First of all, Joolz (above) is correct. This has been going on for a long time at multiple locations throughout the system. One could probably make a “past practice” argument to support it continuing.
I agree with Jason (above). Many, if not most, employees are allowed to park for free at their workplace. Requiring Metro employees to pay for parking will do little to improve the “Metro Experience” for passengers.
The fact is, most Metro employees actually do pay for parking. All employees who park in public lots must pay the same as anyone else. My understanding is that employees who park at the Jackson Graham Building (JGB) must also pay.
Money isn’t always the main issue. As Meredith pointed out, the amount of parking is often inadequate. When I worked at Grosvenor from ’94 to ’98, this was a serious problem. There were several times when I got to the station to begin my evening shift and all available parking spaces were taken. All the ‘prime’ spots in the Park & Ride area were usually taken — not by Metro employees, but by passengers who either didn’t know or didn’t care that they would be parked illegally after 3:30 pm. The same cars that were there at 2:50 were there at 5 and 6 pm. Transit and MoCo police rarely ticketed them either.
In any case, I (and other employees) had no legal place to park — I’m including the spots along Tuckerman Lane.

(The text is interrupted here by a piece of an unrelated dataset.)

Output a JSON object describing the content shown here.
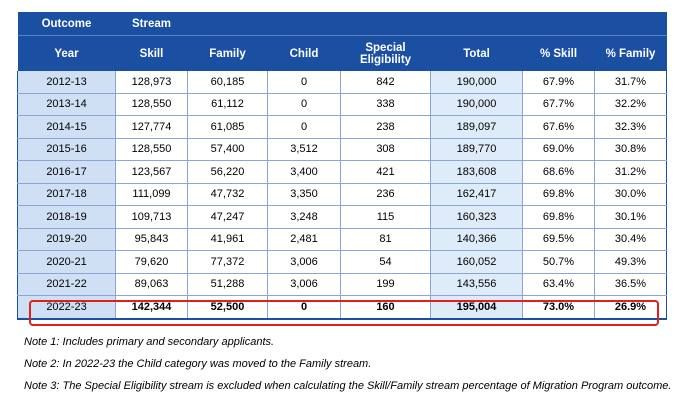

There was literally no place within probably a mile or more to park. So my choice was to either park in the bus loop (clearly illegal and asking for a ticket) or be late checking in. Usually a spot would clear up in time, if not I would try to park along the curb so that my car would not be obstructing traffic or blocking any vehicles. On four (4) occasions when I parked at a Park & Ride meter (because there were no other spots available and it was legal until 3:30) I got ticketed because I either got called away or forgot and didn’t move my car before 3:30 pm. The Transit Police didn’t seem to care that it was an employee’s vehicle.
When I asked about the possibility of getting a few dedicated employee parking spots — way at the back of the lot, the least desirable spots — I was told no way, because it was such a political hot potato. These spots would have been subject to the same rules regarding payment as all of the others but it was still a non-starter.
It seems kind of petty and short-sighted to me to deny an employee someplace to park at their work location. I agree that it should not be the prime spots, but we need someplace to park. It’s just common sense. If there is a problem at a station my guess is the folks stuck on the trains waiting for ATC, CMNT, or Power dept. to arrive probably won’t care where they park, as long as they are able to respond quickly. No dedicated parking spots often = longer response time.
I read the comments on Unsuck DC Metro and the WTOP website. I agree with some of the criticisms and negative characterizations. I won’t begin to defend the actions of all metro employees, but many/most are doing a dirty, dangerous, thankless job. They are not the enemy. When I was in ATC I worked with some very intelligent, competent, and conscientious technicians. They did the best they could in any given situation. Most of the Metro employees I know (technicians, train operators, mechanics, supervisors) do not fit the stereotype (lazy, overpaid, knuckle-dragging, incompetent, rude, etc). I my experience, most were/are decent people just trying to make a living and do the best they can. It is not fair to lump them all into one big group.